If there’s one thing we know about L.A. Lakers shooting guard Nick Young, it’s that he’s not short on confidence.
With a nickname like Swaggy P, that’s pretty fucking obvious. After all, this is the same guy who celebrated a three before it went in—it eventually rimmed out—made a damn fool out of himself after a Lakers win earlier this season after they beat the Boston Celtics in overtime, earning Swaggy quite the death stare from Kobe Bryant on late-night TV and, oh yeah, met his now fiance, Iggy Azalea, by asking her out on Twitter.
An obvious graduate from the School of Swag, Young knows that he can say pretty much whatever the hell he wants to, and it’s going to get a shit ton of attention.
His most recent moment? That came the other day when he was asked about the rumors of one of the greatest sports movies ever, Space Jam, potentially coming out with a sequel.
First stating that he would, obviously, want to make an appearance in the film, playing one of the villains for the newly formed team, the Swag Stars, he followed up with something that might have caught a few people off-guard.
Calling L.A. Clippers’ All-Star forward Blake Griffin, “too beige” to play the role of Michael Jordan in the follow-up act, Swaggy went on to say Griffin would need to play a supporting role, instead having LeBron James take the lead.
Of course, Young did all of this in his usual, casual and tongue-in-cheek manner, poking fun at his fellow City of Angels star from an in-city rival.
When asked who his sidekicks would be on the villainous team, Young responded with a few players who would be fucking rad to see make an appearance, mentioning Draymond Green, Kevin Garnett and J.R Smith as three of his mates.

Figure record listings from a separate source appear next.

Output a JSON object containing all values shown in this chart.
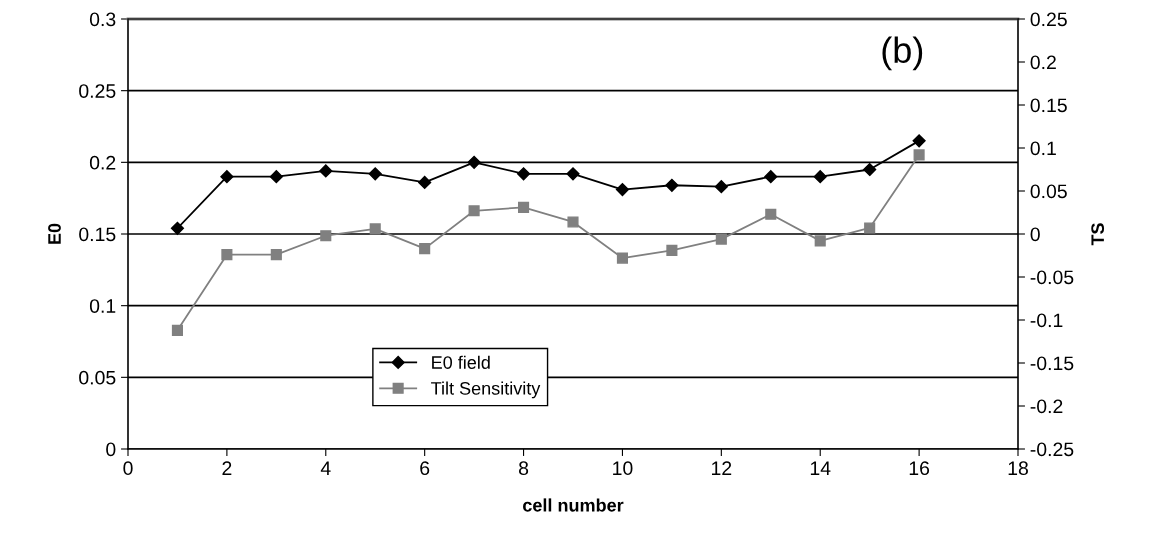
{
  "chart_data": {
    "type": "line",
    "xlabel": "cell number",
    "ylabel": "E0",
    "y2label": "TS",
    "annotations": [
      "(b)"
    ],
    "x": [
      1,
      2,
      3,
      4,
      5,
      6,
      7,
      8,
      9,
      10,
      11,
      12,
      13,
      14,
      15,
      16
    ],
    "series": [
      {
        "name": "E0 field",
        "color": "#000000",
        "marker": "diamond",
        "values": [
          0.154,
          0.19,
          0.19,
          0.194,
          0.192,
          0.186,
          0.2,
          0.192,
          0.192,
          0.181,
          0.184,
          0.183,
          0.19,
          0.19,
          0.195,
          0.215
        ]
      },
      {
        "name": "Tilt Sensitivity",
        "color": "#808080",
        "marker": "square",
        "axis": "y2",
        "values": [
          -0.112,
          -0.024,
          -0.024,
          -0.002,
          0.006,
          -0.017,
          0.027,
          0.031,
          0.014,
          -0.028,
          -0.019,
          -0.006,
          0.023,
          -0.008,
          0.007,
          0.092
        ]
      }
    ],
    "xlim": [
      0,
      18
    ],
    "xticks": [
      0,
      2,
      4,
      6,
      8,
      10,
      12,
      14,
      16,
      18
    ],
    "ylim": [
      0,
      0.3
    ],
    "yticks": [
      0,
      0.05,
      0.1,
      0.15,
      0.2,
      0.25,
      0.3
    ],
    "y2lim": [
      -0.25,
      0.25
    ],
    "y2ticks": [
      -0.25,
      -0.2,
      -0.15,
      -0.1,
      -0.05,
      0,
      0.05,
      0.1,
      0.15,
      0.2,
      0.25
    ],
    "grid": "y",
    "legend": "bottom",
    "line_style": "solid"
  }
}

Shit, with KG’s penchant for stirring the pot as a real-life villain—remember when he shit all over Carmelo Anthony’s wife a couple years ago, causing a stand-off in the damn arena parking lot?—I’d say he gets the lead for the biggest asshole of them all in Space Jam 2.
Regardless of which players actually get parts in this rumored-to-be sequel, one thing is clear, make Nick Young the fucking Casting Director right now, he clearly has a talent at picking roles for guys.